Do robots dream of electric leave?

by Cameron Edmond09 Aug 2013

A new coffee-making “robot” has been unveiled at The University of Texas. The machine, owned by Briggo, is designed to simulate the motions of a barista to create café-quality coffee.

Kevin Natter, CEO of Briggo, stated he believes the Briggo Coffee Haus will sweep the nation.

Baristas are not the first to be threatened by the rise of automated machines. Manufacturing has been heavily targeted as an area likely to see a drop in roles for people, although truck drivers are also in the firing line, as driverless cars such as Google’s begin to rise.

Even journalism is being seen as an area that may be threatened by software that can write articles, such as sports news. This is achieved by inputting the necessary information (the scores, teams, etc), and then the software builds a short article relaying this information. BusinessWeek stated that once sports journalism is conquered, financial, medical and survey data may be next.

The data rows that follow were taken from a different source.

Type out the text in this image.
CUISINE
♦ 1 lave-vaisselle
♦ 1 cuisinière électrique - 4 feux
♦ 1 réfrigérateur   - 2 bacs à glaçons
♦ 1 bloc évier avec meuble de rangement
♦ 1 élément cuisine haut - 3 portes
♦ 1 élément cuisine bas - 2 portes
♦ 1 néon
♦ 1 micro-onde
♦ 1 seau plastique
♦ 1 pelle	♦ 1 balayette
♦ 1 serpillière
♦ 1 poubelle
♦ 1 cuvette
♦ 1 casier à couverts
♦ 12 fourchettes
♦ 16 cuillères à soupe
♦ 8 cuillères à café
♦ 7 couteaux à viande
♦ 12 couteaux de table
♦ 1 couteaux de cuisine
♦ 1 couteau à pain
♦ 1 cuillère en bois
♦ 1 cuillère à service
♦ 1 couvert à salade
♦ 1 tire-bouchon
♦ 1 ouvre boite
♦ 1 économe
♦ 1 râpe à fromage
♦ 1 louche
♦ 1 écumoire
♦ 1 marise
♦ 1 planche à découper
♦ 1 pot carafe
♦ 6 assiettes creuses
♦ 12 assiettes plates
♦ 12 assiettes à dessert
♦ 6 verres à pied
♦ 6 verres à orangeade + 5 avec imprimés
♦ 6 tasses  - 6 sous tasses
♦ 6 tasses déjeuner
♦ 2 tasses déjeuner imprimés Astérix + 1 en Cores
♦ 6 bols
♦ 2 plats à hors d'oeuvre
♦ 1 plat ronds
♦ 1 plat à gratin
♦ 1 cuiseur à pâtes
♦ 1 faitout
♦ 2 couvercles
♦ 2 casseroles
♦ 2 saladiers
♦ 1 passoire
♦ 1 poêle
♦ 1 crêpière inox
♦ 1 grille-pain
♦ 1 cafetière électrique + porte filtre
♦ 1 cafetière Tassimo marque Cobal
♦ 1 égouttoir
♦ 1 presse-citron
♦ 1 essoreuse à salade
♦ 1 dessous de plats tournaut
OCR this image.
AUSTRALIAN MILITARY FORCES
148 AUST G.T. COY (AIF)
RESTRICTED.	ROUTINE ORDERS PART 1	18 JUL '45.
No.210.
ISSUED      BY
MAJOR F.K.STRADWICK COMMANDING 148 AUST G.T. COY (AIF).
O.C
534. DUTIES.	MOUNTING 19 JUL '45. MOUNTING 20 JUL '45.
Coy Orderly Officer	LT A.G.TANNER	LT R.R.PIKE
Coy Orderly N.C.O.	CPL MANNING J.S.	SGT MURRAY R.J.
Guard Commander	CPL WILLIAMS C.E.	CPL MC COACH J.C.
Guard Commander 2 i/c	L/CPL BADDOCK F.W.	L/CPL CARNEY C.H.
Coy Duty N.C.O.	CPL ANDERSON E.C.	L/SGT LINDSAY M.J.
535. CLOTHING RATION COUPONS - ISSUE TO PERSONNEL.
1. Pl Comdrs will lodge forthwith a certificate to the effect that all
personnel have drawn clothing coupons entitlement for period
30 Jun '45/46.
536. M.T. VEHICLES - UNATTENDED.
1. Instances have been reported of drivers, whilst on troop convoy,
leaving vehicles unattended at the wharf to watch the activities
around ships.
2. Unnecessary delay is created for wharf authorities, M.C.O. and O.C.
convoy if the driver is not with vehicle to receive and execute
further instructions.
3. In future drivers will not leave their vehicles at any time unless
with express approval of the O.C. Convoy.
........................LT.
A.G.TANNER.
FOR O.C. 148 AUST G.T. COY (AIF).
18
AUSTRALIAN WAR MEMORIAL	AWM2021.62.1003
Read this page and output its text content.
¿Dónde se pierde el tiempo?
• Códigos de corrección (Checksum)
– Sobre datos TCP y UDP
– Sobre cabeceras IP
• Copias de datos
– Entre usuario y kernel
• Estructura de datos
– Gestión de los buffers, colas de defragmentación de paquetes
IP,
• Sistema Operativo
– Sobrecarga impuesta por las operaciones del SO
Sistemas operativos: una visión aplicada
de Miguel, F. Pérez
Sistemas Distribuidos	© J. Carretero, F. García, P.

Despite this, the rise of robotic workers may not eliminate human jobs, but act as additional tools. HC previously reported on the HR robots La Trobe University, which were described by Professor Rajiv Khosla as additions to the workplace, both in providing a tool for recruitment as well as being used to engage and entertain employers.

“What we are trying to do here is improve the quality of engagement for employers and employees,” he said.

Could robots be taking over jobs? We here at HC aren’t too worried, but what do you think?


  • by Kim 12/08/2013 2:57:12 PM

    I have robots doing my vacuuming and lawn-mowing. Probably creates more jobs (for those who design, manufacture, and repair the robots) than it reduces, because I wouldn't hire a maid or a mowing contractor anyway, but for 10% (or less) of that cost, it's worth it to make my like easier. I still have to do the edges etc, but that doesn't take a whole lot of time anyway.